Kisbu-Sakarya Yasemin, MacKinnon David P, Valente Matthew J, Çetinkaya Esra
Department of Psychology, Koç University, Istanbul, Turkey.
Department of Psychology, Arizona State University, Tempe, AZ, United States.
Front Psychol. 2020 Aug 14;11:2067. doi: 10.3389/fpsyg.2020.02067. eCollection 2020.

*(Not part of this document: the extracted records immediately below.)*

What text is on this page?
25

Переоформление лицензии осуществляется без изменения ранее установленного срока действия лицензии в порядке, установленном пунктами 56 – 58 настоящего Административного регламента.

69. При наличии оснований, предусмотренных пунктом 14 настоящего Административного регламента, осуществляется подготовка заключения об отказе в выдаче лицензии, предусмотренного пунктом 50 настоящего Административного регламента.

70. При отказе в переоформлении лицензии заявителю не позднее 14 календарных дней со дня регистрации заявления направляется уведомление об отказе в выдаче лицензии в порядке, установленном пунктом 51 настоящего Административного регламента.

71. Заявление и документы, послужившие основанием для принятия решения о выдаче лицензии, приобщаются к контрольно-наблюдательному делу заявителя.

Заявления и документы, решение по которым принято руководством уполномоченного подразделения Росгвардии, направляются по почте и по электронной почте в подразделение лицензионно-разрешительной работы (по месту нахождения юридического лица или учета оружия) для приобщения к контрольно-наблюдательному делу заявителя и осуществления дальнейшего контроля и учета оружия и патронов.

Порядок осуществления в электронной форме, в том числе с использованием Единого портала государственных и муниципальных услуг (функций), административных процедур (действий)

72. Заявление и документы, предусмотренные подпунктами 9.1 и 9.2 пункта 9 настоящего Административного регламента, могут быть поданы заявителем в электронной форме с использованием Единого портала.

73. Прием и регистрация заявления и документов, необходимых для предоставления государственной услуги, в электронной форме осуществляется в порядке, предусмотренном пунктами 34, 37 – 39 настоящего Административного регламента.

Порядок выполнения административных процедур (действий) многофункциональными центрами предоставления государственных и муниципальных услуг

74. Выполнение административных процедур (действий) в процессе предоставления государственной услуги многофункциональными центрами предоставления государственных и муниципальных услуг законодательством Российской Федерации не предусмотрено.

In many disciplines, mediating processes are usually investigated with randomized experiments and linear regression to determine if the treatment affects the outcome through a mediator. However, randomizing the treatment will not yield accurate causal direct and indirect estimates unless certain assumptions are satisfied since the mediator status is not randomized. This study describes methods to estimate causal direct and indirect effects and reports the results of a large Monte Carlo simulation study on the performance of the ordinary regression and modern causal mediation analysis methods, including a previously untested doubly robust sequential g-estimation method, when there are confounders of the mediator-to-outcome relation. Results show that failing to measure and incorporate potential post-treatment confounders in a mediation model leads to biased estimates, regardless of the analysis method used. Results emphasize the importance of measuring potential confounding variables and conducting sensitivity analysis.
在许多学科中,通常采用随机试验和线性回归来研究中介过程,以确定治疗是否通过中介影响结果。然而,除非满足某些假设,否则对治疗进行随机化不会产生准确的因果直接和间接估计,因为中介状态并未随机化。本研究描述了估计因果直接和间接效应的方法,并报告了一项大型蒙特卡洛模拟研究的结果,该研究考察了普通回归和现代因果中介分析方法(包括一种之前未经测试的双重稳健序贯g估计方法)在存在中介到结果关系的混杂因素时的性能。结果表明,在中介模型中未能测量和纳入潜在的治疗后混杂因素会导致估计有偏差,无论使用何种分析方法。结果强调了测量潜在混杂变量和进行敏感性分析的重要性。